Segundo noticia o The Guardian, os responsáveis da gestora de fundos Perpetual Guardian declararam que a sua decisão histórica foi um sucesso e os quatro dias de trabalho vão passar a ser a regra na empresa.

Uma medida aplaudida pelos quase 250 funcionários que durante março e abril trabalharam quatro dias por semana, mas continuaram a ser pagos como se trabalhassem cinco.

Ainda de acordo com a publicação, os académicos que analisaram as consequências das medidas destacaram níveis mais baixos de stress, mais altos de satisfação no trabalho e uma melhor noção do equilíbrio entre vida pessoal e a profissional.

O fundador da gestora, Andrew Barnes, referiu que a opção pela jornada de quatro dias fica ao critério dos trabalhadores, e os advogados foram consultados para garantir que o novo sistema cumpre as leis laborais da Nova Zelândia.

Os trabalhadores que não querem a semana de quatro dias têm flexibilidade para começar a trabalhar mais cedo, ou tarde, para fugirem ao trânsito ou e gerirem melhor a relação com o infantário.

Barnes acrescentou que a ideia surgiu, em parte, da constatação das dificuldades que alguns dos seus funcionários tinham na gestão da relação entre a vida pessoal e a profissional, e a pressão que tal lhes colocava em cima.
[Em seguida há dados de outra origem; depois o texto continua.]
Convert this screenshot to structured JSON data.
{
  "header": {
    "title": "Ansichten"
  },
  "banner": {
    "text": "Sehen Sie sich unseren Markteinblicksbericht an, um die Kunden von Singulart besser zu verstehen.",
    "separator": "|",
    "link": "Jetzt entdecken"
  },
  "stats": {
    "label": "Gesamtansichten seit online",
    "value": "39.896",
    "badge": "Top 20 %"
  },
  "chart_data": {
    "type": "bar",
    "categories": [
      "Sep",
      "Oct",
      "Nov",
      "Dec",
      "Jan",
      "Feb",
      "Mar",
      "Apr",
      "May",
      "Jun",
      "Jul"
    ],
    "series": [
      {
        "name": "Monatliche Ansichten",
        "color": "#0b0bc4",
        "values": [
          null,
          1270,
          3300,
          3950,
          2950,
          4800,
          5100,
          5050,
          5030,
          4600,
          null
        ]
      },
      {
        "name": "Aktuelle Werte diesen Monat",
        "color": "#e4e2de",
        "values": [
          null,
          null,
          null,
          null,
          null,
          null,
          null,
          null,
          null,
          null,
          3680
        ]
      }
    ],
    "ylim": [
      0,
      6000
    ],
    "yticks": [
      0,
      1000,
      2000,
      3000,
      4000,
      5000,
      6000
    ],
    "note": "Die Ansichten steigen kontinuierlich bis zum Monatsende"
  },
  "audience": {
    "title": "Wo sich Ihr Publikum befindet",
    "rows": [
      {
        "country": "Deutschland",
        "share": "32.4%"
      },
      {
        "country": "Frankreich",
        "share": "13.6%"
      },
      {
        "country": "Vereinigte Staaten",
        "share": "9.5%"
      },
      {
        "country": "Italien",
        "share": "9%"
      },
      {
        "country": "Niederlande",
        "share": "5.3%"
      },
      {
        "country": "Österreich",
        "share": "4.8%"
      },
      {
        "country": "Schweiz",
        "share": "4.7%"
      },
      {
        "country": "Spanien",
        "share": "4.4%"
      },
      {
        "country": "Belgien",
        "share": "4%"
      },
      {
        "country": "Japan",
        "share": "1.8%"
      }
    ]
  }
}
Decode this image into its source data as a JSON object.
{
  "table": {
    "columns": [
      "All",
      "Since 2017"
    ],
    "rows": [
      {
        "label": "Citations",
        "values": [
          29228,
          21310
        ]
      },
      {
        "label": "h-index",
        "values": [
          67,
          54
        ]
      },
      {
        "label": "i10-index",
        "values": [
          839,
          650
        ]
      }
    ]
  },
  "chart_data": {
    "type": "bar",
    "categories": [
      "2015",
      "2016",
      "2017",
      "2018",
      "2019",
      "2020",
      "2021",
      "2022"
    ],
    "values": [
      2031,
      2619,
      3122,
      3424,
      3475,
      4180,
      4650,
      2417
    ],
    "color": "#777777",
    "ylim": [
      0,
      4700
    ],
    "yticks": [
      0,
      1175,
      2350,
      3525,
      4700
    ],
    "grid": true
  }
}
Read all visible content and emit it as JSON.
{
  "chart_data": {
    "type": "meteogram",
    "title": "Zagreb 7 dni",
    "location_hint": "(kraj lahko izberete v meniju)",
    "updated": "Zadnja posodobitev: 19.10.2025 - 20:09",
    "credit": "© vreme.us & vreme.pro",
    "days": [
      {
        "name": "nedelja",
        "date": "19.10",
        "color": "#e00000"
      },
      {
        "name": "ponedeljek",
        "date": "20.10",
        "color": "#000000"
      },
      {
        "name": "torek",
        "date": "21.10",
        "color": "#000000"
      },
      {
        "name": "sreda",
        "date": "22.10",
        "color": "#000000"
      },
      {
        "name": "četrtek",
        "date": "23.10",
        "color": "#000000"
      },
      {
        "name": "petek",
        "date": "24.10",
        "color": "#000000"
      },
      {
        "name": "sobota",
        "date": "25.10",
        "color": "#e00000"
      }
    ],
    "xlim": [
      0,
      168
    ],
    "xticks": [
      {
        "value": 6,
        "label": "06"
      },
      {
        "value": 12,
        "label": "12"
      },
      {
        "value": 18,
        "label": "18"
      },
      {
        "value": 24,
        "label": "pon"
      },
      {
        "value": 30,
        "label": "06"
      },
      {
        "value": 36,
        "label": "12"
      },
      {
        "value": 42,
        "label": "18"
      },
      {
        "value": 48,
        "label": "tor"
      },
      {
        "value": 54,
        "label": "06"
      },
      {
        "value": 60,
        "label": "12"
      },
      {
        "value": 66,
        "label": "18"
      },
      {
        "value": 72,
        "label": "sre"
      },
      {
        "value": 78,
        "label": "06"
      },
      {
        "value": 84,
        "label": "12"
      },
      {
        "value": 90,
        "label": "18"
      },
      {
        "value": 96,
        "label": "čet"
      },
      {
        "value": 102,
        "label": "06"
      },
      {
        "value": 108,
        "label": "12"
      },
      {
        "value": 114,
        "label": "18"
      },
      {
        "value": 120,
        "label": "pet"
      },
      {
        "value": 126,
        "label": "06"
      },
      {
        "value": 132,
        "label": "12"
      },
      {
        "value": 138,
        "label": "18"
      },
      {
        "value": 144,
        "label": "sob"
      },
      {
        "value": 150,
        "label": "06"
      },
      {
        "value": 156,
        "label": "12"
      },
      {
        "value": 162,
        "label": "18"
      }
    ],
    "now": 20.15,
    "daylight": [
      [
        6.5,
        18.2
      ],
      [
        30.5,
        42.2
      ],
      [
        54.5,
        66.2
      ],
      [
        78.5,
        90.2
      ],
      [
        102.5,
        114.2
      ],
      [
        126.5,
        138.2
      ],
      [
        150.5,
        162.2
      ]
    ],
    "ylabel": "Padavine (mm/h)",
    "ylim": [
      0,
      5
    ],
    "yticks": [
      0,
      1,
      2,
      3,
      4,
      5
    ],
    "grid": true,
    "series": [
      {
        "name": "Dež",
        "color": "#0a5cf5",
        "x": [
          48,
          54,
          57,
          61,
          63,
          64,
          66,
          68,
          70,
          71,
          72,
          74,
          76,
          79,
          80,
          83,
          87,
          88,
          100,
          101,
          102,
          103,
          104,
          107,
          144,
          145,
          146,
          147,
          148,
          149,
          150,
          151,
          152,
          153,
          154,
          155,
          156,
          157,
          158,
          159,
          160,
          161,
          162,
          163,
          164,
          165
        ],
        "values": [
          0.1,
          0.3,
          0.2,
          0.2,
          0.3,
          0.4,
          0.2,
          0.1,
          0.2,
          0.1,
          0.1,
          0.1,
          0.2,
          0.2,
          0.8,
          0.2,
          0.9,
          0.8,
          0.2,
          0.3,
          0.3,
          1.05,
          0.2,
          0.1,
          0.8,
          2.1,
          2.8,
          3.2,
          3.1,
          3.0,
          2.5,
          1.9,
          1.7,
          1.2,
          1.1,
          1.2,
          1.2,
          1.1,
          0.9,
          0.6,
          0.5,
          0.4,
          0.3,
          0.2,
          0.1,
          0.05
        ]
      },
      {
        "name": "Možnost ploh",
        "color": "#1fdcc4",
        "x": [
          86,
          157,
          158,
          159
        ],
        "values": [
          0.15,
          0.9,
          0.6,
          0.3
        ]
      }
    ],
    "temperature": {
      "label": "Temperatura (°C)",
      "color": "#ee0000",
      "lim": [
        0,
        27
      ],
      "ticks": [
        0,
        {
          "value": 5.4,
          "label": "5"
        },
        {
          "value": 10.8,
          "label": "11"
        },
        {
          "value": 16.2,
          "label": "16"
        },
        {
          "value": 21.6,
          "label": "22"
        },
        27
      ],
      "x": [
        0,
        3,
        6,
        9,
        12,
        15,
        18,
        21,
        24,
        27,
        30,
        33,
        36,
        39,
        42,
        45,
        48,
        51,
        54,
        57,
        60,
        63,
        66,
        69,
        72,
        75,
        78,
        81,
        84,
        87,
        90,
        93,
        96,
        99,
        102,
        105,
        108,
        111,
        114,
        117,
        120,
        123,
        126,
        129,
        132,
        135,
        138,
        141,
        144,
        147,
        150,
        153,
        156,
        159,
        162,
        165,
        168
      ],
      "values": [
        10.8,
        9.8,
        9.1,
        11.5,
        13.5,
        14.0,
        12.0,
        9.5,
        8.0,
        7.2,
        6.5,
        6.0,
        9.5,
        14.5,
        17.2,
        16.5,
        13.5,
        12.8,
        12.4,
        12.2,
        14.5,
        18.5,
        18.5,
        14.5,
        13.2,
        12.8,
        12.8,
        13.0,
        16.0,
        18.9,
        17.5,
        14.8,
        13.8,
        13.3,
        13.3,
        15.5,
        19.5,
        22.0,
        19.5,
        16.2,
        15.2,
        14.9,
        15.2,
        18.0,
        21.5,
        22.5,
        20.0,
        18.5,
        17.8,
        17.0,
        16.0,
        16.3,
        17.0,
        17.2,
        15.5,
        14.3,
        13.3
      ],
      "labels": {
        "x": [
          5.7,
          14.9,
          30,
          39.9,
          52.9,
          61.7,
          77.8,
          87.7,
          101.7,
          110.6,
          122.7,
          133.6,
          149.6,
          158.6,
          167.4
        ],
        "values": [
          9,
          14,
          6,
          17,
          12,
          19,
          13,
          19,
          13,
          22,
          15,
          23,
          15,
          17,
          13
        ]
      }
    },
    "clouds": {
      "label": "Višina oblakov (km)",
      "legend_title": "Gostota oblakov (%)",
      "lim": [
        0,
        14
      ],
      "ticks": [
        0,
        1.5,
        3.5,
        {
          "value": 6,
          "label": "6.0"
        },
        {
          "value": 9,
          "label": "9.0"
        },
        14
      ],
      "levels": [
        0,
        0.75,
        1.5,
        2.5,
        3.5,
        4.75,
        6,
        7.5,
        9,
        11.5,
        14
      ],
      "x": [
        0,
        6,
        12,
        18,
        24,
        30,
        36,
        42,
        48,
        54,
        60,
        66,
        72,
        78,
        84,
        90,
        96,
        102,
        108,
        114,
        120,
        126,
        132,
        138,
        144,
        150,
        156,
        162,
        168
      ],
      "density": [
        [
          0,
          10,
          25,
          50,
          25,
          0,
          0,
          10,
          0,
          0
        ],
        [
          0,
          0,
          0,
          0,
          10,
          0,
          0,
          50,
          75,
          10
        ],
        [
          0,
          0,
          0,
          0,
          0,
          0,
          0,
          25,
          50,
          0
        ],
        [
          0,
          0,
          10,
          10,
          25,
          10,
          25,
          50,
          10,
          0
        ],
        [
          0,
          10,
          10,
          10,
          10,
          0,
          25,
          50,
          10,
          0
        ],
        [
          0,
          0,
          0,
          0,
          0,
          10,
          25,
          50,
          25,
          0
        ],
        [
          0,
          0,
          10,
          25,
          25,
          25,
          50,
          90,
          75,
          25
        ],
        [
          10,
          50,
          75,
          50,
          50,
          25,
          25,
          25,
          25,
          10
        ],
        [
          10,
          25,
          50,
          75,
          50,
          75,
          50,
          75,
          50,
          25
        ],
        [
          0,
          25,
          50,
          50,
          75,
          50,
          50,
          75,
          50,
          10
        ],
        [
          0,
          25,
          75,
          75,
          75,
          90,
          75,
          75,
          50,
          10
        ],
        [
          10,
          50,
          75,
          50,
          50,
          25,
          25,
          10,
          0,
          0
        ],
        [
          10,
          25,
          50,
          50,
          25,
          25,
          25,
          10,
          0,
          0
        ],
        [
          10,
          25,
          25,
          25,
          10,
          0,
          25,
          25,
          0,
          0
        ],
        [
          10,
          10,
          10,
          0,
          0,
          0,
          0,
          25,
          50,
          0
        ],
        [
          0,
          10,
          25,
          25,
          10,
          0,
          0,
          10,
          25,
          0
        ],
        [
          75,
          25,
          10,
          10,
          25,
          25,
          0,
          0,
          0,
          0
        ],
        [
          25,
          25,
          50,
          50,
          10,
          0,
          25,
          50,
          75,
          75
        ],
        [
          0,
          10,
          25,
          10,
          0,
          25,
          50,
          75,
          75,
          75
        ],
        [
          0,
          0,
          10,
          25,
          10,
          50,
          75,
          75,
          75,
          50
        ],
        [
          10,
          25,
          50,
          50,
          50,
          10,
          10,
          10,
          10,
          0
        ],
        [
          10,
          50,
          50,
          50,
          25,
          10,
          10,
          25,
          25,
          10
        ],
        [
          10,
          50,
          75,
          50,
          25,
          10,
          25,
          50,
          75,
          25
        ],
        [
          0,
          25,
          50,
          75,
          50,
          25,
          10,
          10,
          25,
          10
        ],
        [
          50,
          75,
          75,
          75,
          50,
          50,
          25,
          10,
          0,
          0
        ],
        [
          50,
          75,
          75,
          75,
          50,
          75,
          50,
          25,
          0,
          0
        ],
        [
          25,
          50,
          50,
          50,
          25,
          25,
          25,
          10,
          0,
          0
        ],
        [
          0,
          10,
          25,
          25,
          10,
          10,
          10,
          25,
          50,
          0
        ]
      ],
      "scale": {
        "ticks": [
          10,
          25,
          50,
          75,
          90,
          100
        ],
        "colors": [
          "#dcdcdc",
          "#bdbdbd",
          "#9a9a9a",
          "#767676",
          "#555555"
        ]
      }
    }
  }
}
O gestor concluiu que a existência de um dia extra para a gestão da vida familiar tornava a sua equipa mais concentrada e produtiva no escritório - e os dados e evidências provaram que sua teoria está certa.

O ministro do Trabalho da  Nova Zelândia,  Iain Lees-Galloway, descreveu as conclusões da semana de trabalho de quatro dias como "muito interessantes", e disse que estava ansioso para trabalhar com empresas que exploram novos modelos.

Os dados foram recolhidos por dois professores neozelandeses antes e depois do período experimental.  Em novembro do ano passado, pouco mais da metade dos funcionários (54%) sentiram que poderiam equilibrar os seus compromissos de trabalho e da casa, enquanto, após o "teste", esse número subiu para 78%.